We begin with the elasticity equation including the inertial term,

(12)#\[\rho \frac{\partial^2\vec{u}}{\partial t^2} - \vec{f}(\vec{x},t) - \boldsymbol{\nabla} \cdot \boldsymbol{\sigma} (\vec{u}) = \vec{0} \text{ in }\Omega,\]

(13)#\[\boldsymbol{\sigma} \cdot \vec{n} = \vec{\tau}(\vec{x},t) \text{ on }\Gamma_\tau,\]

(14)#\[\vec{u} = \vec{u}_0(\vec{x},t) \text{ on }\Gamma_u,\]

where \(\vec{u}\) is the displacement vector, \(\rho\) is the mass density, \(\vec{f}\) is the body force vector, \(\boldsymbol{\sigma}\) is the Cauchy stress tensor, \(\vec{x}\) is the spatial coordinate, and \(t\) is time. We specify tractions \(\vec{\tau}\) on boundary \(\Gamma_\tau\), and displacements \(\vec{u}_0\) on boundary \(\Gamma_u\).

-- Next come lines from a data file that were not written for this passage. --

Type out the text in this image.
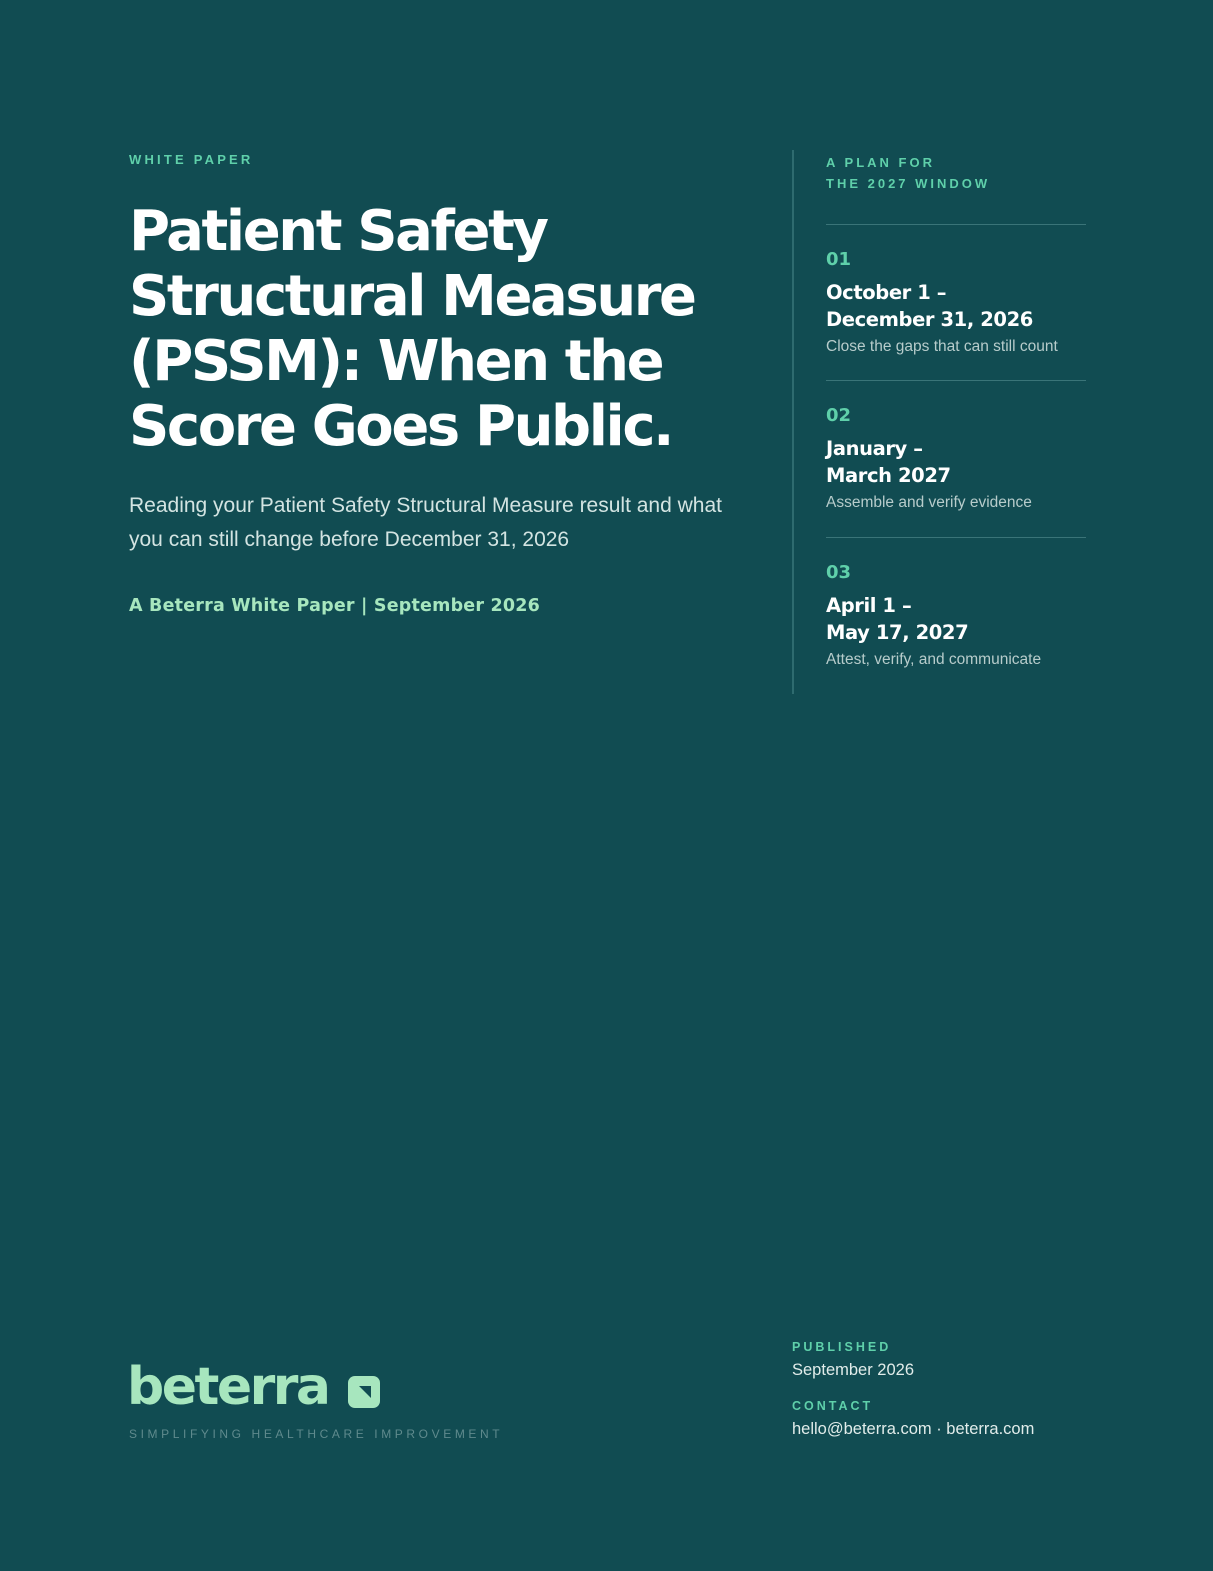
WHITE PAPER

Patient Safety Structural Measure (PSSM): When the Score Goes Public.

Reading your Patient Safety Structural Measure result and what you can still change before December 31, 2026

A Beterra White Paper | September 2026

A PLAN FOR
THE 2027 WINDOW
01
October 1 –
December 31, 2026
Close the gaps that can still count
02
January –
March 2027
Assemble and verify evidence
03
April 1 –
May 17, 2027
Attest, verify, and communicate
beterra

SIMPLIFYING HEALTHCARE IMPROVEMENT

PUBLISHED
September 2026
CONTACT
hello@beterra.com · beterra.com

Because both \(\vec{\tau}\) and \(\vec{u}\) are vector quantities, there can be some spatial overlap of boundaries \(\Gamma_\tau\) and \(\Gamma_u\); however, a degree of freedom at any location cannot be associated with both prescribed displacements (Dirichlet) and traction (Neumann) boundary conditions simultaneously.

Table 2 Mathematical notation for elasticity equation with infinitesimal strain.#
Category	Symbol	Description
Unknowns	\(\vec{u}\)	Displacement field
	\(\vec{v}\)	Velocity field
Derived quantities	\(\boldsymbol{\sigma}\)	Cauchy stress tensor
	\(\boldsymbol{\epsilon}\)	Cauchy strain tensor
Common constitutive parameters	\(\rho\)	Density
	\(\mu\)	Shear modulus
	\(K\)	Bulk modulus
Source terms	\(\vec{f}\)	Body force per unit volume, for example \(\rho \vec{g}\)